If you're buying scaled news inventory through open exchanges, you're buying a shrinking pool. From what I've seen, the contraction shows up first as fewer impressions on premium domains in your post-buy reports, and then as a 10-15% CPM uptick across the publisher properties that haven't licensed yet, because the supply curve just shifted. Whether your DSP flags any of this depends on the verification stack you're using, and honestly, most of them are still reporting it as a CPM win rather than a supply contraction.

There's a second-order issue most planners miss. AI licensing deals are typically priced on training value or grounding rights, not on the same audience characteristics that drive programmatic CPMs. So the publisher gets paid more for the same article whether or not the user behind the AI query would have ever clicked an ad. That decoupling is what makes the licensing curve so dangerous to model around. The relationship between premium content supply and ad-supported demand has been roughly stable for two decades. It isn't anymore.

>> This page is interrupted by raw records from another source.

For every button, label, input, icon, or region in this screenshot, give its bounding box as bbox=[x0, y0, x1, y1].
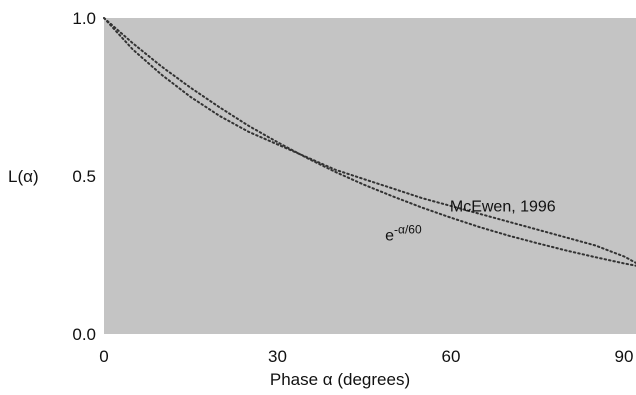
plot-area bbox=[104, 18, 636, 334]
x-tick-label: 90 bbox=[615, 347, 634, 366]
x-tick-label: 30 bbox=[268, 347, 287, 366]
annotation-exp: e-α/60 bbox=[385, 223, 422, 245]
y-tick-label: 0.5 bbox=[72, 167, 96, 186]
x-tick-label: 60 bbox=[441, 347, 460, 366]
series-line-exp bbox=[103, 17, 636, 267]
y-tick-label: 0.0 bbox=[72, 325, 96, 344]
annotation-exp-superscript: -α/60 bbox=[394, 223, 422, 237]
x-axis-label: Phase α (degrees) bbox=[270, 370, 410, 389]
series-line-mcewen bbox=[103, 17, 636, 264]
x-axis-ticks: 0 30 60 90 bbox=[99, 347, 633, 366]
y-axis-ticks: 0.0 0.5 1.0 bbox=[72, 9, 96, 344]
y-tick-label: 1.0 bbox=[72, 9, 96, 28]
y-axis-label: L(α) bbox=[8, 167, 39, 186]
x-tick-label: 0 bbox=[99, 347, 108, 366]
annotation-exp-base: e bbox=[385, 228, 394, 245]
annotation-mcewen: McEwen, 1996 bbox=[450, 198, 556, 215]
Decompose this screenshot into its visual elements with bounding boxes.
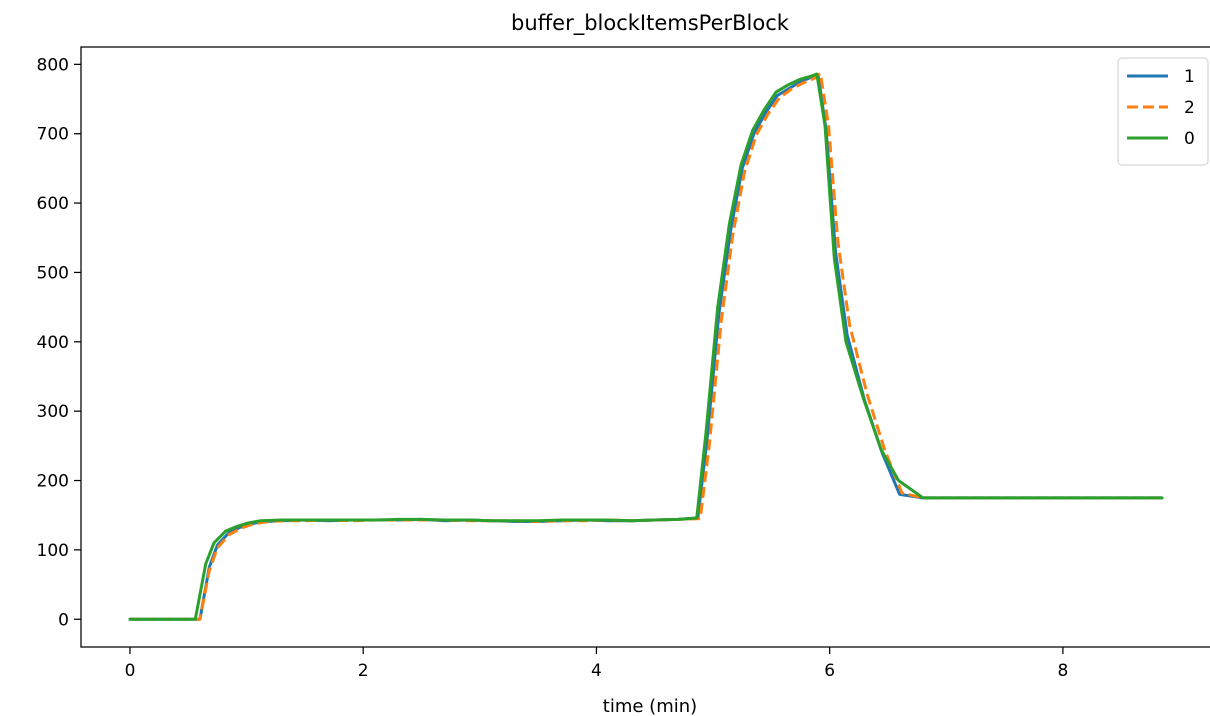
- y-tick-label: 500: [37, 263, 69, 283]
- y-tick-label: 400: [37, 333, 69, 353]
- x-axis-label: time (min): [603, 696, 697, 716]
- y-tick-label: 700: [37, 125, 69, 145]
- x-tick-label: 6: [824, 661, 835, 681]
- series-line-0: [128, 72, 1164, 621]
- y-tick-label: 100: [37, 541, 69, 561]
- x-tick-label: 4: [591, 661, 602, 681]
- y-tick-label: 200: [37, 472, 69, 492]
- chart-title: buffer_blockItemsPerBlock: [511, 11, 790, 36]
- plot-frame: [80, 46, 1210, 648]
- x-tick-label: 0: [125, 661, 136, 681]
- series-line-1: [128, 73, 1164, 621]
- legend: 1 2 0: [1117, 57, 1209, 166]
- plot-area: [128, 71, 1164, 621]
- y-axis-ticks: 0 100 200 300 400 500 600 700 800: [37, 55, 81, 630]
- y-tick-label: 600: [37, 194, 69, 214]
- x-tick-label: 2: [358, 661, 369, 681]
- legend-label-2: 2: [1184, 98, 1195, 118]
- series-line-2: [129, 71, 1163, 621]
- y-tick-label: 0: [58, 610, 69, 630]
- legend-label-0: 0: [1184, 129, 1195, 149]
- y-tick-label: 300: [37, 402, 69, 422]
- legend-label-1: 1: [1184, 67, 1195, 87]
- x-tick-label: 8: [1057, 661, 1068, 681]
- y-tick-label: 800: [37, 55, 69, 75]
- x-axis-ticks: 0 2 4 6 8: [125, 647, 1068, 681]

Worth noting: USA Today Co. also reported digital-only subscription growth of 6.2%, with ARPU at a record $10.30, even as A Media Operator covered the company's earlier 15% drop in digital subscribers tied to a price-and-margin pivot. Translation: the company is willing to trade audience scale for unit economics, which is exactly the posture you'd expect from a business shifting weight onto licensing. The audience the AI buyers want is the editorial output, not the engaged session.

This is a different shape of problem than the Mondelez story we covered, where brands paid to unblock crawlers. Publishers and brands are both paying to participate in the AI traffic loop. Just on different sides of the meter.

The Q2 caveat buyers should mark

CFO Trisha Gosser told the call that Q2 EBITDA growth would come at "a notably more moderate pace" than Q1's 45%, and that AI licensing would contribute less to the print. Reed himself called the licensing curve "lumpy or unpredictable" in the near term.

That's the honest read. One quarter doesn't make a category. AI licensing revenue arrives in chunks tied to deal cycles, contract structure, and milestone payments, not a steady run-rate. If you're modeling open-exchange supply contraction off this single print, you're probably overshooting.

But the direction is real. USA Today Co. is one of seven launch partners in the Microsoft Publisher Content Marketplace. Hearst, Vox, AP, Condé Nast, and Business Insider are all on the same revenue curve. Stack them up over the next four quarters and the 125.6% growth rate isn't an outlier, it's a market.

Three moves before your next IO renewal

Three things worth running this week:

  1. Pull your top 20 publisher domains from the last 90 days of programmatic spend. Cross-reference against Digiday's tracker of publisher AI licensing deals. Mark the ones with active AI agreements.
  2. For those domains, request an inventory roadmap from the rep. Ask specifically what percentage of premium URLs they expect to route through PMP versus open auction in H2 2026. If the rep doesn't know, that's its own answer.
  3. Reset your programmatic CPM benchmarks for the long-tail news inventory you'll get pushed into. I'd budget for a 10-15% CPM uptick on what remains, plus a 20-30% reduction in scaled premium impressions on the licensed properties. Adjust your reach goals accordingly.

The publishers who built audiences for the open web are now selling the audience signal directly to AI buyers. The ad-supported version of those same audiences is shrinking on the back end. Two doors, same building, and one of them is starting to close.